Театр «Современник» тоже сохранил верность мечтам о социалистическом освобождении. В 1967 году, к 50-летию Октябрьской революции, главный режиссер театра Олег Ефремов поставил трилогию о русских революционерах – от аристократов-декабристов до большевиков. В официальных материалах к полувековому юбилею коммунистического правления все трагические моменты прошлого опускались. Не прибегая к прямой критике режима, актеры «Современника» стремились отстоять «подлинное» наследие революции – такое, каким оно им виделось – и защитить его от лживой официальной пропаганды. Авторы трех составивших трилогию пьес – Булат Окуджава, Александр Свободин и Михаил Шатров – были дети большевиков, мечтавших о мировой революции и уничтоженных в годы сталинского террора. В последней пьесе о Ленине и большевиках Шатров, как писал театральный критик Анатолий Смелянский, «использовал все имевшиеся в его распоряжении средства, чтобы показать, что источники революции были кристально чисты и что только Сталин и его сатрапы измазали их в грязи и замарали ленинские идеи». Такова была главная иллюзия «оттепели»[849].

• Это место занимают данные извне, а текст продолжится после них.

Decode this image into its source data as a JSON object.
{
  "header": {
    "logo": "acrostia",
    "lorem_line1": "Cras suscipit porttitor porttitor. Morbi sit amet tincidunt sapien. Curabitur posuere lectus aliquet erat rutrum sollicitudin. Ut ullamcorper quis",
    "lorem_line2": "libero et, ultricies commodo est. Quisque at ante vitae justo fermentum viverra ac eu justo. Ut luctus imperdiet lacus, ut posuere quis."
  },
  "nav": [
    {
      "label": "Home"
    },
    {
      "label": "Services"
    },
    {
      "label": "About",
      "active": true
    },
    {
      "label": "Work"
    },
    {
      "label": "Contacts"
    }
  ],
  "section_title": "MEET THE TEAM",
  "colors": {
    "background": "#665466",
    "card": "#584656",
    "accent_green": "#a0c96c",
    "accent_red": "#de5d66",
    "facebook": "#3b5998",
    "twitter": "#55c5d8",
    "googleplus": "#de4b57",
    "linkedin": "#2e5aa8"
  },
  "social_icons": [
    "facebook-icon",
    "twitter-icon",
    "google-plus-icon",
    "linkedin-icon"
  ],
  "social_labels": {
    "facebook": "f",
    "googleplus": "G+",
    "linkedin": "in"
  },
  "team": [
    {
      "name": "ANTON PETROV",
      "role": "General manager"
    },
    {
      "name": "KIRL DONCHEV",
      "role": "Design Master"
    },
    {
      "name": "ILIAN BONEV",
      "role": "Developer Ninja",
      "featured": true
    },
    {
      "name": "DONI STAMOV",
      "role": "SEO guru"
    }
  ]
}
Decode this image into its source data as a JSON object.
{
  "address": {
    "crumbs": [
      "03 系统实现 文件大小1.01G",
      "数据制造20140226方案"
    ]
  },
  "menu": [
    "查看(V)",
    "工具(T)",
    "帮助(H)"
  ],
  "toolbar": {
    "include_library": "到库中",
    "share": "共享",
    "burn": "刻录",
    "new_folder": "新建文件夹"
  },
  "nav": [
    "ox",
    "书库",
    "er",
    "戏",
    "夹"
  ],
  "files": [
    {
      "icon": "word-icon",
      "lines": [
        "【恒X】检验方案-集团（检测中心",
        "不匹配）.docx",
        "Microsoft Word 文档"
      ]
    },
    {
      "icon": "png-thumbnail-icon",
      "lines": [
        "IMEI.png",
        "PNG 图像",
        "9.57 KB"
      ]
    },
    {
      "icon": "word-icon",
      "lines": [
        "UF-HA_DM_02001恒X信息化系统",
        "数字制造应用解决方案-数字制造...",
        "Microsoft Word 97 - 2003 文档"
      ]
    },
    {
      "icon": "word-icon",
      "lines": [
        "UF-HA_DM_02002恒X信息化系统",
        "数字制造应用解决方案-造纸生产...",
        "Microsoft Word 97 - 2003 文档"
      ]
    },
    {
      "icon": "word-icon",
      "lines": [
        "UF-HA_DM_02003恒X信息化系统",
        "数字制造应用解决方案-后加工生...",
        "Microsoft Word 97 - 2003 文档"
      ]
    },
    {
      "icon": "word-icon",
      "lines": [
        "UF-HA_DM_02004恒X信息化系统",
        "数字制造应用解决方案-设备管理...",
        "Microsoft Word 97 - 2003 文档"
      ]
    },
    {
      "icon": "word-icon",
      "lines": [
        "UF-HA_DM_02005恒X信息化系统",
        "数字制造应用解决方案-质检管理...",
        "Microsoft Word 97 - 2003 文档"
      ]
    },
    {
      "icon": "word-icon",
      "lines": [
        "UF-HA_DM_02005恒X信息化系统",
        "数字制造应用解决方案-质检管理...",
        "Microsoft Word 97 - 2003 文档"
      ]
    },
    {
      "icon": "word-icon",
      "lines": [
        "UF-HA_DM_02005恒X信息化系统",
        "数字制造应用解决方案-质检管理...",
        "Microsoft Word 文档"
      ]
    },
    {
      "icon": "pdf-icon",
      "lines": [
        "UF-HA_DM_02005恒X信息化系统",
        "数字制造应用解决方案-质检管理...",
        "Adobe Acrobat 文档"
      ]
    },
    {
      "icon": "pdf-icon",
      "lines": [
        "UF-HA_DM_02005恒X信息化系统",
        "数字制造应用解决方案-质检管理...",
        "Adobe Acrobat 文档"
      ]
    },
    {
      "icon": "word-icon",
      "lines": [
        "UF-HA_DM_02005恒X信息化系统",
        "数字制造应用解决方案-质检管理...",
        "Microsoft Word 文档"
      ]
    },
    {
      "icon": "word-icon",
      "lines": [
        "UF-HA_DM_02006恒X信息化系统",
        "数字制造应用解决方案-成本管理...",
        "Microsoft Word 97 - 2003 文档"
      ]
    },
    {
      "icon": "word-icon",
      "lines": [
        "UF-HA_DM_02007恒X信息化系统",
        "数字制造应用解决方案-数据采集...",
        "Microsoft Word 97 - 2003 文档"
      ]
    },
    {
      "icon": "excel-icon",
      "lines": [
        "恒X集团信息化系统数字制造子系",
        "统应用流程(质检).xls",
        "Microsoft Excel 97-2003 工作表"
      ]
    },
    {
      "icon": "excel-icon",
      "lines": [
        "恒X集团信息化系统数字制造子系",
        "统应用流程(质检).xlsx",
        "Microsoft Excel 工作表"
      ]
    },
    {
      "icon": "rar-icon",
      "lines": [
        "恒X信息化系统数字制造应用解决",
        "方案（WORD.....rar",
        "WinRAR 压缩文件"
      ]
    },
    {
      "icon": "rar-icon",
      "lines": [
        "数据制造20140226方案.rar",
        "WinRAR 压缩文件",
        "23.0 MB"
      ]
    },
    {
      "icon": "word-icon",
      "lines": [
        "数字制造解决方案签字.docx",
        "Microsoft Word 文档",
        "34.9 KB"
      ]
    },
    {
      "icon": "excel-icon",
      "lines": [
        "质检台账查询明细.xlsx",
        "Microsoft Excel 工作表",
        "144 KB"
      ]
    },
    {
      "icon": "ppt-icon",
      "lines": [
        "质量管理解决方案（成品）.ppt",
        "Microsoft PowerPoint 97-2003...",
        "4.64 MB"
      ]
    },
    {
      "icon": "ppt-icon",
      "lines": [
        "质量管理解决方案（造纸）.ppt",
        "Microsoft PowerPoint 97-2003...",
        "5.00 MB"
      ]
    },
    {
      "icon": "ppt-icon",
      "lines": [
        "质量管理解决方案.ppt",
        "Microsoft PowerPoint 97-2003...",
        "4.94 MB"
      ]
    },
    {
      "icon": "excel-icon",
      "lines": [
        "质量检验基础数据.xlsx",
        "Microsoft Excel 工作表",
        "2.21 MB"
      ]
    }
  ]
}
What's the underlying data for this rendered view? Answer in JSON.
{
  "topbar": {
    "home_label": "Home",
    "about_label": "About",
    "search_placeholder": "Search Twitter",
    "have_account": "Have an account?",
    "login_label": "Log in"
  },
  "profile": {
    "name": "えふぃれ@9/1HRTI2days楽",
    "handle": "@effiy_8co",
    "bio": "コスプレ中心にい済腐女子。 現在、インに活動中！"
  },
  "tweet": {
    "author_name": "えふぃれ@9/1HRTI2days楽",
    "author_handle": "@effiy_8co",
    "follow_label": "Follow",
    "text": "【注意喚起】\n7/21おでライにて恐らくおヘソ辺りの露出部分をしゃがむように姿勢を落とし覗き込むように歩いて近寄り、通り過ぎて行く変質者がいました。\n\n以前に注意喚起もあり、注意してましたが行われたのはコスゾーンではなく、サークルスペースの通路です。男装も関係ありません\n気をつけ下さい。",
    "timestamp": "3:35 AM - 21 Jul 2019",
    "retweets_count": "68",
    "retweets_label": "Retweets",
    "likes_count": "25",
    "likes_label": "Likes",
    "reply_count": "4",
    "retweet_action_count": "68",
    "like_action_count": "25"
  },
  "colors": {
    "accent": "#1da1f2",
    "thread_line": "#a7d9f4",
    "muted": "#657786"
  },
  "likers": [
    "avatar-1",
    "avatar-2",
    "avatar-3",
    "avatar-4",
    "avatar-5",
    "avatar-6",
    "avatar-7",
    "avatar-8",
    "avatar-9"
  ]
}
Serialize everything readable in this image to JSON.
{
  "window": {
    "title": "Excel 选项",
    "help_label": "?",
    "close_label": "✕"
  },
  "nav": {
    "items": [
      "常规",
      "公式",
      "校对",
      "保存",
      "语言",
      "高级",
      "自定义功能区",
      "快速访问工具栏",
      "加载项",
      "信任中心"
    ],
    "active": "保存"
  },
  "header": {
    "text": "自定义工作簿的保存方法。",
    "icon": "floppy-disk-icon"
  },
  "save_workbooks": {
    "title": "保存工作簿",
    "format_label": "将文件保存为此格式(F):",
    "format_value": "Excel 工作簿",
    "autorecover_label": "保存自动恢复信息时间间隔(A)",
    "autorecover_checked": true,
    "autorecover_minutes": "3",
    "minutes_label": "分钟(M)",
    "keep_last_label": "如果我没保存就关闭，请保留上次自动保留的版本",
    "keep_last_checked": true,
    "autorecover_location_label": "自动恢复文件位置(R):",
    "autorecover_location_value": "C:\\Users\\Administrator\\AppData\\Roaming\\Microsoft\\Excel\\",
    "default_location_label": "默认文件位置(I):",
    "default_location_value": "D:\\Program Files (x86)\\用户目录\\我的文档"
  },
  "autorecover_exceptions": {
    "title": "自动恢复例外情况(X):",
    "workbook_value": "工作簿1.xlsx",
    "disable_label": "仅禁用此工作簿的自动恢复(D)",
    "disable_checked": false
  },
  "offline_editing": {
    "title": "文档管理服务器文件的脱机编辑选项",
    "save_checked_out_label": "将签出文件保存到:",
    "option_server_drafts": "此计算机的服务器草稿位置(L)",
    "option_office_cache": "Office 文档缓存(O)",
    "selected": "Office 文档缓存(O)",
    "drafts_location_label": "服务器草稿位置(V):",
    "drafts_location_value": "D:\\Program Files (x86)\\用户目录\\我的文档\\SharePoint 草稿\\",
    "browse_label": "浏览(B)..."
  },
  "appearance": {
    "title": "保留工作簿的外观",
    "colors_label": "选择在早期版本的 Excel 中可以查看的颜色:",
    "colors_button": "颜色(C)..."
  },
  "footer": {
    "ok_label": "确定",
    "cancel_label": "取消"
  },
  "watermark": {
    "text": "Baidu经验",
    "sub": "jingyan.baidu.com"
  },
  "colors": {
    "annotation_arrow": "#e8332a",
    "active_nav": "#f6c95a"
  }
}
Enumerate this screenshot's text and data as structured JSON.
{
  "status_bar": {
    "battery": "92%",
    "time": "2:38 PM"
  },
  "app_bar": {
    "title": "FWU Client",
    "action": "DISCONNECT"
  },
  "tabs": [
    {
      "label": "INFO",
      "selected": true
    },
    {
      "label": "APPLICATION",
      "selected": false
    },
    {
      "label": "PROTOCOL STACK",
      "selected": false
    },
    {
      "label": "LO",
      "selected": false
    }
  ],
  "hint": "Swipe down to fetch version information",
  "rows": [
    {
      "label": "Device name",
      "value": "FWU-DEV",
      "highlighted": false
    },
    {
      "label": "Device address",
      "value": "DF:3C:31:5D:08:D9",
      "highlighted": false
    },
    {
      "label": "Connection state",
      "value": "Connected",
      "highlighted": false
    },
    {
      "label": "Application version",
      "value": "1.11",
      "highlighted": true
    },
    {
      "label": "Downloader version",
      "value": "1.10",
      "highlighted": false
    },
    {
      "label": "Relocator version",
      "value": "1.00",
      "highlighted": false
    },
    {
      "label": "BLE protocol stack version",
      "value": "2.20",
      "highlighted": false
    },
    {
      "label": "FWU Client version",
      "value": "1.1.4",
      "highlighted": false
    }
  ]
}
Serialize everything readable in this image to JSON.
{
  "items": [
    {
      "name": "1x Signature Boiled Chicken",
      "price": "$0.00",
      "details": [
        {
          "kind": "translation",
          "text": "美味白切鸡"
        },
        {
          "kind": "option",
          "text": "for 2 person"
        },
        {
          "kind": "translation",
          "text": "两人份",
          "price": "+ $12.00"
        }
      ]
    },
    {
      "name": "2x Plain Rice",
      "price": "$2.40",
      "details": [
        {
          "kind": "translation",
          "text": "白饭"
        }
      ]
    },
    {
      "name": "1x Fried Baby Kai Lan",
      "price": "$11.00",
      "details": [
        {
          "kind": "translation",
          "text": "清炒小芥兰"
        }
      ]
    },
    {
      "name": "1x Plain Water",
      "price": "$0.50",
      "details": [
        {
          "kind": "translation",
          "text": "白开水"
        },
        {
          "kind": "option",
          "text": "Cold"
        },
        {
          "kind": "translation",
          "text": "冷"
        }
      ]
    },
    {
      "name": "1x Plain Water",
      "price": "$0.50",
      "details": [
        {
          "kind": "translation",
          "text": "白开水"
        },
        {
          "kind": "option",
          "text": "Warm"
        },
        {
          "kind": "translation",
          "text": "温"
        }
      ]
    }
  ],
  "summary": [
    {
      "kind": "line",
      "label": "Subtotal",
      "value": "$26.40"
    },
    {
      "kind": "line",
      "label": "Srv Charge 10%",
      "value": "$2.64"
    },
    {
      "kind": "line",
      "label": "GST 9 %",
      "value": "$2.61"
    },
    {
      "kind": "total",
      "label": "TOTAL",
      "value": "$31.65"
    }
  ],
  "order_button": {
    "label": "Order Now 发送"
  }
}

Драматурги, режиссер и актеры были едины в своей решимости понять и воспроизвести историю русской интеллигенции последних полутора веков – начиная с декабристов и народовольцев. Но главным для них был период истории после 1917 года. Моральная и историческая обоснованность революции сомнений у них не вызывала. Но их волновал вопрос, почему и в какой момент революция привела к террору, уничтожившему большевистскую партию, и верных этой партии отцов и матерей многих шестидесятников. В какой момент революция стала катастрофой для страны? Ефремова интересовала проблема выбора цели и средств. В «Большевиках», последней пьесе трилогии, революционеры на сцене «Современника» дебатировали о терроре на следующий день после покушения на Ленина в августе 1918 года. На самом деле террор начался за много месяцев до покушения и был направлен на то, чтобы раздавить и подчинить «бывшие» правящие классы, равно как и крестьянство, и враждебную большевикам интеллигенцию. В мифологизированной версии Ефремова соратников раненого Ленина несколько дней терзали сомнения, прежде чем они решились начать убивать других, чтобы защитить себя и революцию. Смысл пьесы и спектакля состоял в том, что, проголосовав за террор, большевики невольно запустили в действие тот механизм, который в конечном счете уничтожит и их самих. После рокового голосования большевики на сцене «Современника» встали в ряд, как обреченное братство, и, обратясь лицом к зрителям, запели «Интернационал». В зале многие встали со своих мест и подхватили революционный гимн. Вывод, к которому подводил зрителя спектакль, состоял в том, что политика насилия ведет к катастрофе и ей не место среди ценностей интеллигенции. Но вопрос этот продолжал мучить Ефремова и его актеров. Может ли интеллигенция менять авторитарное государство, не став при этом его частью и не рискуя быть уничтоженной в процессе обновления? Ответа этот вопрос ни «Современник», ни его зрители найти не смогли[850].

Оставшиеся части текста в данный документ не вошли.